Watters, A. (2014). How Will the Ed-Tech Industry Shape Student Reading? Knowledge Quest, 43(1), 16-21.
In the discussion about the education technology industry and how that effects student reading, attentions were brought into how much business and politics played a hand into education.
Watters (2014) firsts discusses the business side where investments in education-technology companies were higher than $559 million in just the first quarter. She discusses how this impacts companies that deal with education children in the K-12 format, to college levels, and even professional education. This is not limited to curriculum based companies. However, Watters (2014) points out that it is a growing market, regardless. The reason for this large number ranges from hardware (devices) to software (cloud storage).
The politics side also had some interesting points. Strongly focusing on the introduction of Common Core State Standards (CCSS) she points out how schools will be required to purchase aligned materials, such as textbooks and assessment pieces, however, these things can be purchased digitally and that is also a plus in the dollars of tech-ed. Common Core will also require online assessments which will increase hardware purchasing. The most interesting piece however, in the political side seems to be the rationale for buying all this technology and equipment in favor of something like CCSS which will prove to make students learn more and to do it faster and better (Watters, 2014). Because of this CCSS is considered a bonus in the world of ed-tech.
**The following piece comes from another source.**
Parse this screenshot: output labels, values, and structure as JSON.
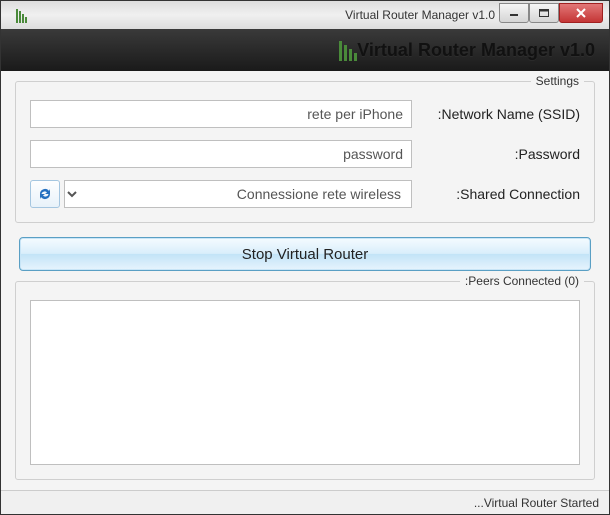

It seems that reading tends to take a back seat when dispersing funds. With money going to CC and, because of that, math programs, literacy software seems to be lacking. CC focuses most of the literary power to the Lexile Framework. A program which measures text complexity, Lexile tends to be used to lead students away from books because it may be below or above their level. Many have found this to be disparaging to readers, especially since a recent article by Blaine Greteman from The University of Iowa pointed out that the Lexile Framework has Slaughterhouse Five as less complex than Mr. Popper's Penguins (Watters, 2014).
Even more frustrating is how is still used and valued. Because of this, software design will use algorithms and numbers to give reading assignments to students instead of using "human-based recommendations" (Watters, 2014) This will also steer them away from what may interest them and lead them to what the computer thinks they can handle, regardless of content.
The questions is brought up as librarians, how do we work with this and realize that the decisions being made are not always what is best for the students but what is profitable.
This article fascinated me. Not because I fear that technology and reading don't mix, but because I am always surprised at how people just jump on a bandwagon without really thinking things through. I always have arguments about how we need to see if things are really working for our students before we just jump and buy the program, because at the end of the day, these companies just want to make money. The Lexile Framework is a great example of this. I hate this program. Very much. Not because I don't think it provides a good starting point, especially for lower level readers, but because it is always used incorrectly. It is seen as the final word, the bible of decisions and that is where the problem is. The article had a great example, but that is just the beginning. It happens with many books. Of Mice and Men has a lower lexile than Twilight. Because Lexile has no reference for content. That is where the needs of human interaction come into play. I know that I can give my 7th grade reader, who may be struggling with complex sentences, Twilight because the interest will push her and the content is easy to follow so the only struggle will be the wording. If I give this same reader Of Mice and Men, she won't even try and I have failed her.
The fact that so much money goes into things that are not really working and that so many oft hem are mandated by the state is very frustrating. However, what is the most frustrating of all is when smart, educated people follow it blindly.